Step 2: Find the power of the lens required to see the object at $\infty$

If the object is at ∞, then power required,

$P^{\prime }=\frac{1}{f^{\prime }}=\frac{1}{\infty }+\frac{1}{0.02}=50D$

This is the power of the eye+lens system, so the power of the lens

$P^{\prime }=P+P_g$

$50=60+P_g$

$\Rightarrow P_g=-10D$

Final answer: $-10D$

B) Step 1: Find the power for the far vision.

Given, far point for myopic adult $=0.1m$

This will be object distance, $u=-0.1m$

Image distance from the lens of the eye to the retina $=2cm=0.02m$

So, the power for the far vision,

$P_f=\frac{1}{f}=\frac{1}{v}\frac{-1}{u}$

$P_f=\frac{1}{0.02}+\frac{1}{0.1}=60D$

Step 2: Find the power for the near vision.

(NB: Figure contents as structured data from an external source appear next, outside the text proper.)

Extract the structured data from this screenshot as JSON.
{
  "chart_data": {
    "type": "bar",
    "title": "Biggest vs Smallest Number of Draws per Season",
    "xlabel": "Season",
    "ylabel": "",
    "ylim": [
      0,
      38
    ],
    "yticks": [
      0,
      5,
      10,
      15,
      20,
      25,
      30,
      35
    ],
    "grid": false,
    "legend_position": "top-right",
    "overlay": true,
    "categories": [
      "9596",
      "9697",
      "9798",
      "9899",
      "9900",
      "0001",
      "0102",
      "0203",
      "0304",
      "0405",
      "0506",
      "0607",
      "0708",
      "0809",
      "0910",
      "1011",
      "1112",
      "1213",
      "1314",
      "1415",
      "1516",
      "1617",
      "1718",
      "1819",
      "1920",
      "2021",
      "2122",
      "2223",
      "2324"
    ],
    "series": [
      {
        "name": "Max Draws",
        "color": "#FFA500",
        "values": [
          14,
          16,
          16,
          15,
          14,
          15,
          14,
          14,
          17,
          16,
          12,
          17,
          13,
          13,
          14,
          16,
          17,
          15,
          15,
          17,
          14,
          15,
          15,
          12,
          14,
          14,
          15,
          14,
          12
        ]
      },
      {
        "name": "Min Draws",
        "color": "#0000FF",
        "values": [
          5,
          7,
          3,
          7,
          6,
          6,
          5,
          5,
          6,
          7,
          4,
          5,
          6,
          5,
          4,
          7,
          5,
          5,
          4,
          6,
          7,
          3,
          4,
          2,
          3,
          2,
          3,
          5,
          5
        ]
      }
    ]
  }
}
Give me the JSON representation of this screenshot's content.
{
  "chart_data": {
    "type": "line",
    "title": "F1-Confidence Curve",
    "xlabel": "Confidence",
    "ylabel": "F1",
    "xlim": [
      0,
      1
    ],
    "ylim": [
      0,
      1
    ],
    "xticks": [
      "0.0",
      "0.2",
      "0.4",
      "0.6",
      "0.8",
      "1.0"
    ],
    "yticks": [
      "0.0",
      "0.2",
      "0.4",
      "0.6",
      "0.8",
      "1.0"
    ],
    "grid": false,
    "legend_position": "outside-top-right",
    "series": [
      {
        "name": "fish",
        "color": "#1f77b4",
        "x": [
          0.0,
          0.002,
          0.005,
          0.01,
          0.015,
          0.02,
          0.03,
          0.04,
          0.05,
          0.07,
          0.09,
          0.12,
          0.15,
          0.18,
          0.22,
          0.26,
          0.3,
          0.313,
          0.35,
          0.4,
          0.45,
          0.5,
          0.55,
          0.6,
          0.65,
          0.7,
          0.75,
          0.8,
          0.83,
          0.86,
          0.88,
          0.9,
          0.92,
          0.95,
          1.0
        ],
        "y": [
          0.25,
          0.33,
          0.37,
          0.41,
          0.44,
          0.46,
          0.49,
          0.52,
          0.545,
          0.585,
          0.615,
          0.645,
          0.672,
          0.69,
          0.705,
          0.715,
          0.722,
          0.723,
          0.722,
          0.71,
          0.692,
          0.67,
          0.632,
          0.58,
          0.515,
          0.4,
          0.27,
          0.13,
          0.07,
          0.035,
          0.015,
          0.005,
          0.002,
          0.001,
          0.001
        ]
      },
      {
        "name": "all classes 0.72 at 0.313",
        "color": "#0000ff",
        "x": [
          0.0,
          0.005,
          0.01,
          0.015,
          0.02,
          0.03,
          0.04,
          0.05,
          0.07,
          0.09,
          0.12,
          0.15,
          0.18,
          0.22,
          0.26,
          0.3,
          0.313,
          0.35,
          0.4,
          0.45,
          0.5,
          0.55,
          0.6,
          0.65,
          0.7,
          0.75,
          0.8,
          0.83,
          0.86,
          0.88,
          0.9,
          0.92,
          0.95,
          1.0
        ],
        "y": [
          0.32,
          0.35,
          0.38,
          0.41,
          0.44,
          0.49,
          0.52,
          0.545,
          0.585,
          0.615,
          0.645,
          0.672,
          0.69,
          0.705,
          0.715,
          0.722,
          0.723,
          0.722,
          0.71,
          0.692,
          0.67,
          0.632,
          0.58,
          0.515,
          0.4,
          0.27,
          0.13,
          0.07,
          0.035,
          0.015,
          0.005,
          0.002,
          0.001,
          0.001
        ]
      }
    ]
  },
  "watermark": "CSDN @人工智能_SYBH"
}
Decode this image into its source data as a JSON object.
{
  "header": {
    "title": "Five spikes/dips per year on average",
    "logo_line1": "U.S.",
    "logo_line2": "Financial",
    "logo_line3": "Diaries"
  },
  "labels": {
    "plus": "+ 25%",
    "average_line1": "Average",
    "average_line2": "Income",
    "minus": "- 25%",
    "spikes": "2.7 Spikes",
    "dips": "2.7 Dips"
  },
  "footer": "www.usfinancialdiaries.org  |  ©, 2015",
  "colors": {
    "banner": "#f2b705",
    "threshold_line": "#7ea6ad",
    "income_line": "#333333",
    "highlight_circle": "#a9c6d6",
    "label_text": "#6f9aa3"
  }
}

Given, power of accommodation $=4D$

Let the power of the normal eye for near vision be $P_n$.

Then

$4=P_n-P_f$

$\Rightarrow P_n=64D$

Step 3: Find the distance of near point without glass.

Let his near point be $x_n,$ then

$\frac{1}{x_n}+\frac{1}{0.02}=64$

$\frac{1}{x_n}+50=64$

$\therefore x_n=\frac{1}{14}\simeq 0.07m$

Final answer: $0.07m$

C) Step 1:Find the power at the far point for the normal relaxed eye.

Given, far point for myopic adult, $0.1m$
This will be object distance, $u=-0.1m$
Image distance from the lens of the eye to the retina $=2cm=0.02m$

So, the required power

$P_f=\frac{1}{f}=\frac{1}{v}\frac{-1}{u}$

$P_f=\frac{1}{0.02}+\frac{1}{0.1}=60D$

Step 2: Find the power of the lens+eye required to see the object at $\infty$

If the object is at ∞, then power required,

$P_f^{\prime }=\frac{1}{f^{\prime }}=\frac{1}{\infty }+\frac{1}{0.02}=50D$

Step 3: Find the power for the near vision.

Given, power of accommodation $=4D$

Let the power of the normal eye for near vision be

$P_n^{\prime }.$

Then $P_n^{\prime }=P_f^{\prime }+4$
$\Rightarrow P_n^{\prime }=54D$.

Step 4: Find the distance of near point with glasses.

Let his near point be $x_n^{\prime }$,
then $\frac{1}{x_n^{\prime }}+\frac{1}{0.02}=54$
$\frac{1}{x_n^{\prime }}+50=54$
$\therefore x_n=1/4=0.25m$

Final answer: $0.25m$